Quand Samuel Eto'o se compare à... Mandela

Pour lui, s'il est autant critiqué, c'est parce qu'on n'a rien compris à son immense talent.



Quand Samuel Eto'o se compare à... Mandela
es succès de Samuel Eto’o ont été mille fois évoqués, et le goaleador camerounais lui-même ne rate aucune occasion pour les rappeler et se mettre en scène. Tout cela a valu au capitaine des Lions indomptables, la sélection nationale de football du Cameroun, d’être adulé ou cordialement détesté. Beaucoup lui reprochent son égotisme et sa tendance à la mégalomanie. Sur ce registre, la star du football vient de faire un pas de plus. En pleine pagaille post-débâcle des Lions au Mondial du Brésil, des effigies géantes de lui ont été installées aux abords des principales artères de Yaoundé, la capitale.
Il s’agit de deux images en une. Sur la première, Samuel Eto’o est debout et sur l’autre il est assis. Il porte un maillot du FC Barcelone avec sur les épaules le drapeau tricolore du Cameroun (vert, rouge et jaune, frappé d’une étoile jaune sur le rouge). L’image est truffée de textes rappelant le palmarès du joueur.
«Eto’o a quatre ballons d’or africains, Meilleur buteur de l’histoire du Cameroun avec 55 buts, Lion d’or africain: 2004, 2009, 2010 et 2011, Meilleur numéro 9 de l’histoire du FC Barcelone»... Le tout couronné par cette punch line en forme de provocation: «Ils ont la mémoire courte.»

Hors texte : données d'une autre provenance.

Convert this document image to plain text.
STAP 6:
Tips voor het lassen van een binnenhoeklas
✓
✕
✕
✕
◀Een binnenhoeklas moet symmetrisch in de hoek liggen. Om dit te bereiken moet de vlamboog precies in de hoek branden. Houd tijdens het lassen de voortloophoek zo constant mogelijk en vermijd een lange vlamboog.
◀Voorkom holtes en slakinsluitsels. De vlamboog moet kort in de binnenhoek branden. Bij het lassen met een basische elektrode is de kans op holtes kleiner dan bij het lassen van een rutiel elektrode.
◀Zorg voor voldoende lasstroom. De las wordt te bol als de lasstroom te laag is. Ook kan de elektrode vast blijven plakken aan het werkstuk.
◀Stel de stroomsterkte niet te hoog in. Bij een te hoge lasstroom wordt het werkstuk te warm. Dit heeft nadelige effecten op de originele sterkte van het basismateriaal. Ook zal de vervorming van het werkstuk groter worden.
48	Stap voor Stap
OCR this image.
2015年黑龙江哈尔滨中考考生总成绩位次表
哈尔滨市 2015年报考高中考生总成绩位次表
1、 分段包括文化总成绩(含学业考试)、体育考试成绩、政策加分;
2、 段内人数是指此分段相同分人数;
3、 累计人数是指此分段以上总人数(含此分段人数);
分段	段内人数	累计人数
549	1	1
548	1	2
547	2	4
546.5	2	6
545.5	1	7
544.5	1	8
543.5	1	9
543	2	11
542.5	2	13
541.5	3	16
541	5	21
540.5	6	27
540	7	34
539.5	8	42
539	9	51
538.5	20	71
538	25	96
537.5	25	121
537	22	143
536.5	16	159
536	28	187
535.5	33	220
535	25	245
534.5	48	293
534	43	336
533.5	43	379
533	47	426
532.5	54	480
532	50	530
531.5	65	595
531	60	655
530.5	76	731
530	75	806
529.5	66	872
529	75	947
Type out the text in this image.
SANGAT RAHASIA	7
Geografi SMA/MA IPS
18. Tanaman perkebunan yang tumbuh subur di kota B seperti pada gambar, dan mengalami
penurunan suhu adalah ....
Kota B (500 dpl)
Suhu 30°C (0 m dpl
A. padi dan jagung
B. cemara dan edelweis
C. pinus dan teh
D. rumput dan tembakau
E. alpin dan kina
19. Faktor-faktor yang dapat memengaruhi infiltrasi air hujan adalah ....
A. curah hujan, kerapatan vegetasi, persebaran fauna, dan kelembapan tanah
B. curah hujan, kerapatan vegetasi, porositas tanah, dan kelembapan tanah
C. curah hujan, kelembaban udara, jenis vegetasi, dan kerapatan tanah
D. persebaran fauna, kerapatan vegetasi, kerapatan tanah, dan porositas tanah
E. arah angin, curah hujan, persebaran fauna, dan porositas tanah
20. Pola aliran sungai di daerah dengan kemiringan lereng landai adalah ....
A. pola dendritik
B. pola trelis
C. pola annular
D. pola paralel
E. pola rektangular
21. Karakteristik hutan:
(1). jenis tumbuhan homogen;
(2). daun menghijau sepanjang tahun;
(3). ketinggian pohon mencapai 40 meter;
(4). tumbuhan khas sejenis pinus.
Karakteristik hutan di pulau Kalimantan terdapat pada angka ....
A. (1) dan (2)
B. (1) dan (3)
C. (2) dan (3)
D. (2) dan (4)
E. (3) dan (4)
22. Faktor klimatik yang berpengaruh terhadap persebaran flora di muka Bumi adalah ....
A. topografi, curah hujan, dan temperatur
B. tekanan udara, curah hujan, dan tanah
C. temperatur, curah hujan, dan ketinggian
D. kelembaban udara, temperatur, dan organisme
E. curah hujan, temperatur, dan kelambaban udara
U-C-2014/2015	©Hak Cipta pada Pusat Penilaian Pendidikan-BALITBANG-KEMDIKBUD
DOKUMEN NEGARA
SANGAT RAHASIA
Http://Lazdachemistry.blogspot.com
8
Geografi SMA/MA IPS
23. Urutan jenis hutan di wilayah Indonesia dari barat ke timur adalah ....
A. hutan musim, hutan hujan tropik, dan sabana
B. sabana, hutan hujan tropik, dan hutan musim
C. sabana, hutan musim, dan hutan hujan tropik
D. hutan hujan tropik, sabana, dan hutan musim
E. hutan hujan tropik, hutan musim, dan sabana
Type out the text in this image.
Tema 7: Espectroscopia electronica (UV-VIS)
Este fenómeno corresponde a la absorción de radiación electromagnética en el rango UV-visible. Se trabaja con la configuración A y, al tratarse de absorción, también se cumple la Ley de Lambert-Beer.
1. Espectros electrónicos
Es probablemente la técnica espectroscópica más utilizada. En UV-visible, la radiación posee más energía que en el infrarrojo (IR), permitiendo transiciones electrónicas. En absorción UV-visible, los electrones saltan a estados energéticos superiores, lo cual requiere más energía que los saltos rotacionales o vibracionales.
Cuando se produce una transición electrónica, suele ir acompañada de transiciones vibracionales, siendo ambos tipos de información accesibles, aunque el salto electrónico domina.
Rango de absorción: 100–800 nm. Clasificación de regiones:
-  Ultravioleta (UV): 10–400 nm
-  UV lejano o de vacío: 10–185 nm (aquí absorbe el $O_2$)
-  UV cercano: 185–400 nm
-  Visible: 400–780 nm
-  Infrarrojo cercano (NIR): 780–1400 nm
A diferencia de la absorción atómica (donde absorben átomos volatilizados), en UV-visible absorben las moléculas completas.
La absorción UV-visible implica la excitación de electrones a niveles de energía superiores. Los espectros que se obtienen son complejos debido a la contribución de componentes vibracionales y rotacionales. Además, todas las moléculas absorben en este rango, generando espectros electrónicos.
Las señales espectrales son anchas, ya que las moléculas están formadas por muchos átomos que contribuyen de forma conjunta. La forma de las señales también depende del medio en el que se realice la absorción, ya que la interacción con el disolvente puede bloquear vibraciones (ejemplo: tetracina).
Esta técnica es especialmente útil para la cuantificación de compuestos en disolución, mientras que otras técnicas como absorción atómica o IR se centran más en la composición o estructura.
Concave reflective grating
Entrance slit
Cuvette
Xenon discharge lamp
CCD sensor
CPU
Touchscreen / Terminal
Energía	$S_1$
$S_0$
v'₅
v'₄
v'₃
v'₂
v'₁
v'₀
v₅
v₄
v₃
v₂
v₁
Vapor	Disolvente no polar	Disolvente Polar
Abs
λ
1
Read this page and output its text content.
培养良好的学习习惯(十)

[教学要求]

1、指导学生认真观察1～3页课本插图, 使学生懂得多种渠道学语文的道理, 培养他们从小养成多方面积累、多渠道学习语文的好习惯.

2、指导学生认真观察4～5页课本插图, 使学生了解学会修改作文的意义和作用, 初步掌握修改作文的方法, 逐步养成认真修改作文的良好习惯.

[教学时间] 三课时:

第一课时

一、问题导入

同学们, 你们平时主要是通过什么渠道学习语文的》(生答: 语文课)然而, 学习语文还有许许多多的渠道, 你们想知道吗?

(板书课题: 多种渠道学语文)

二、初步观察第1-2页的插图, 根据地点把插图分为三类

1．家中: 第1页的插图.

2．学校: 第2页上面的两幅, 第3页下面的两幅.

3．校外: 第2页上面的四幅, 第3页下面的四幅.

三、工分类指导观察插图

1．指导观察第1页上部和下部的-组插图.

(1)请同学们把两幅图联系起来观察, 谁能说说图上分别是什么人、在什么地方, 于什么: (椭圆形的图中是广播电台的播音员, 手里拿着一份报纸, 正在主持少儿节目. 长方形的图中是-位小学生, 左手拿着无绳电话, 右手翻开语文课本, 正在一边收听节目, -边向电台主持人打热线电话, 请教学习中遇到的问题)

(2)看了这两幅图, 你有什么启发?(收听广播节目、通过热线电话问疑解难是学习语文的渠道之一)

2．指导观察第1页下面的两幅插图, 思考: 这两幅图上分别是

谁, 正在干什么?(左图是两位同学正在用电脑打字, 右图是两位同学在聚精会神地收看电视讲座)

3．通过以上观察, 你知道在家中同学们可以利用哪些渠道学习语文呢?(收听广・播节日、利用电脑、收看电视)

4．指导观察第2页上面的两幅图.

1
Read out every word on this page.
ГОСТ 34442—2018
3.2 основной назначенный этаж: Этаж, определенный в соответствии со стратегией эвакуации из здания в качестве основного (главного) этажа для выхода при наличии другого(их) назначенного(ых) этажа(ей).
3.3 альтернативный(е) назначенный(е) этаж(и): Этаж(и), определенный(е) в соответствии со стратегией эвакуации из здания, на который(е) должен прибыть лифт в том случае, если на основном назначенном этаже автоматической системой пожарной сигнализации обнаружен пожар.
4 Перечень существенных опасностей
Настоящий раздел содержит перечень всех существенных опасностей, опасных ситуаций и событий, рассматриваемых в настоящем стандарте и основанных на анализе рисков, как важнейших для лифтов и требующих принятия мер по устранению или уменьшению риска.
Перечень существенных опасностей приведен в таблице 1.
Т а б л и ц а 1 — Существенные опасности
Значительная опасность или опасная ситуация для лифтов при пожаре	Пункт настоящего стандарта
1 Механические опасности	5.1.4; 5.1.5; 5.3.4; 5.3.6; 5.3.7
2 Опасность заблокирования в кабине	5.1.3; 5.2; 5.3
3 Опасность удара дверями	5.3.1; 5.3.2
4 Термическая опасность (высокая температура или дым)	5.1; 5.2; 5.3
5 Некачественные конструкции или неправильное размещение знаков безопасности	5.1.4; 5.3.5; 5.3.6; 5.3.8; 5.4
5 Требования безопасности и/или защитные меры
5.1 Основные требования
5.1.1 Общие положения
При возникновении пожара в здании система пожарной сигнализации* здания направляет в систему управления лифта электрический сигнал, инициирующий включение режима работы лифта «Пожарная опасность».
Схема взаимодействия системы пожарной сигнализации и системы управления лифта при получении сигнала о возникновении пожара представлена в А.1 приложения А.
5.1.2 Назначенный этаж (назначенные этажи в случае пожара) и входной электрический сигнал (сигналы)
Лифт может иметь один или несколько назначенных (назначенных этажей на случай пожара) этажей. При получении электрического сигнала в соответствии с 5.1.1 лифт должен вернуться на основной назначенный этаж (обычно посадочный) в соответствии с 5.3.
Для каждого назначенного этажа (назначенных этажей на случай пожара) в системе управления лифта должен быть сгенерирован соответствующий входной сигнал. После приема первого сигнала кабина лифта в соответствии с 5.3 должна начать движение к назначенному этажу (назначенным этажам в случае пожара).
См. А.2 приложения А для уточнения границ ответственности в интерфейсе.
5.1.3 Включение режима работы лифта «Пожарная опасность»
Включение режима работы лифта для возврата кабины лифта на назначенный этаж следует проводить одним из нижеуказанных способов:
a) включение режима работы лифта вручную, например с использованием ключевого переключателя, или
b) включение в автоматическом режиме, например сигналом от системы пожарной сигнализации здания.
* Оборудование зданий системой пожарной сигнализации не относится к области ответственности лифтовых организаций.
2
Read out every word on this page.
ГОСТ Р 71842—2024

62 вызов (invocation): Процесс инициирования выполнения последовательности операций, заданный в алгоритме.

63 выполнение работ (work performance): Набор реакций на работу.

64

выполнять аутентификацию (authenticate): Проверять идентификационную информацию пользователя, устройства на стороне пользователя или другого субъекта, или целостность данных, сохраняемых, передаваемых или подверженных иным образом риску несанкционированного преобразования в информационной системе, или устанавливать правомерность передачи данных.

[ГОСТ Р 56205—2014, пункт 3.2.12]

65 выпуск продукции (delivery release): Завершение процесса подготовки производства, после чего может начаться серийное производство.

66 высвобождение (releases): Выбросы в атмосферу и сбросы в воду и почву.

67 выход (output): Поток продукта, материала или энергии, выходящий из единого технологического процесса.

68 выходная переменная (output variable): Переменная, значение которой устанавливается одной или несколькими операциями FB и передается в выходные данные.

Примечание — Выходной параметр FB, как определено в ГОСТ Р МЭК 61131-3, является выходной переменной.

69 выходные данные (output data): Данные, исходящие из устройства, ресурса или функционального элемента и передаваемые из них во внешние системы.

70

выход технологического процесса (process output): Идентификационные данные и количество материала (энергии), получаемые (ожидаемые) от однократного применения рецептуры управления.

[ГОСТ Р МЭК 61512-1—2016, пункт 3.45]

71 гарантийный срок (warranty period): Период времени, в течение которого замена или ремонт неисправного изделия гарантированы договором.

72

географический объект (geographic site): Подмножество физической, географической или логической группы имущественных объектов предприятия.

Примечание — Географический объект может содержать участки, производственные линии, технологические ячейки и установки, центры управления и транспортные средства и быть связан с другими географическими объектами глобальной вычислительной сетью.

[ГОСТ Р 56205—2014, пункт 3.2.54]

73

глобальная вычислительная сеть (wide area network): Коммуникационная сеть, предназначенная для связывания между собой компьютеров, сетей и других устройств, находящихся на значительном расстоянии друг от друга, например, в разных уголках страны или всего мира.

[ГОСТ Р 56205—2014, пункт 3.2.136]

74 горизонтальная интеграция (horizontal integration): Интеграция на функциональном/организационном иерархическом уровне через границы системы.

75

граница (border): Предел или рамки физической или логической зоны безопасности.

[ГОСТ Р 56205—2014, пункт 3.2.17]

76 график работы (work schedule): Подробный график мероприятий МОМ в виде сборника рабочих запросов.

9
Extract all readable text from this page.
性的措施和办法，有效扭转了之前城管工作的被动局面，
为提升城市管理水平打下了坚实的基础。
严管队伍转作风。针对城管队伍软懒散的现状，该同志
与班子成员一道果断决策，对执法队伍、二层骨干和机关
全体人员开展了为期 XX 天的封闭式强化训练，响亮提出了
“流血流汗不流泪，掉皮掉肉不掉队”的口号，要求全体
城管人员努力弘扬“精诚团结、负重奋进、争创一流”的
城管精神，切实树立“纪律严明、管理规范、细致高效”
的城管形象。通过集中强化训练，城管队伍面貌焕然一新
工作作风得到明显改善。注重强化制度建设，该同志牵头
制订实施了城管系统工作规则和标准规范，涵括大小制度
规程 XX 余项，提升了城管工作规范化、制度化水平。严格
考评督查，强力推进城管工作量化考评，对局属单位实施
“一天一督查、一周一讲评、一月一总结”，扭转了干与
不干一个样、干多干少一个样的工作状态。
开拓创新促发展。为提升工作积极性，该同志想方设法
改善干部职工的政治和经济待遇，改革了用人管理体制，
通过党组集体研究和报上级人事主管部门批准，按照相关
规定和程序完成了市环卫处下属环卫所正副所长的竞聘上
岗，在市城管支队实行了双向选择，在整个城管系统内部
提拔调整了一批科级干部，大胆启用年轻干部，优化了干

Comme le laisse entendre le site 237Online, on ignore tout du véritable initiateur de cette campagne. Même si l’effigie porte l’estampille d’une radio locale émettant sur la capitale camerounaise.
Dans tous les cas, la campagne vise à démontrer que, malgré les critiques qu’il essuie depuis la déculottée du Cameroun au Mondial, Samuel Eto’o est un «sauveur».  L’intéressé n’a pas formellement condamné l’initiative et indique juste que le moment n’est pas venu pour cela.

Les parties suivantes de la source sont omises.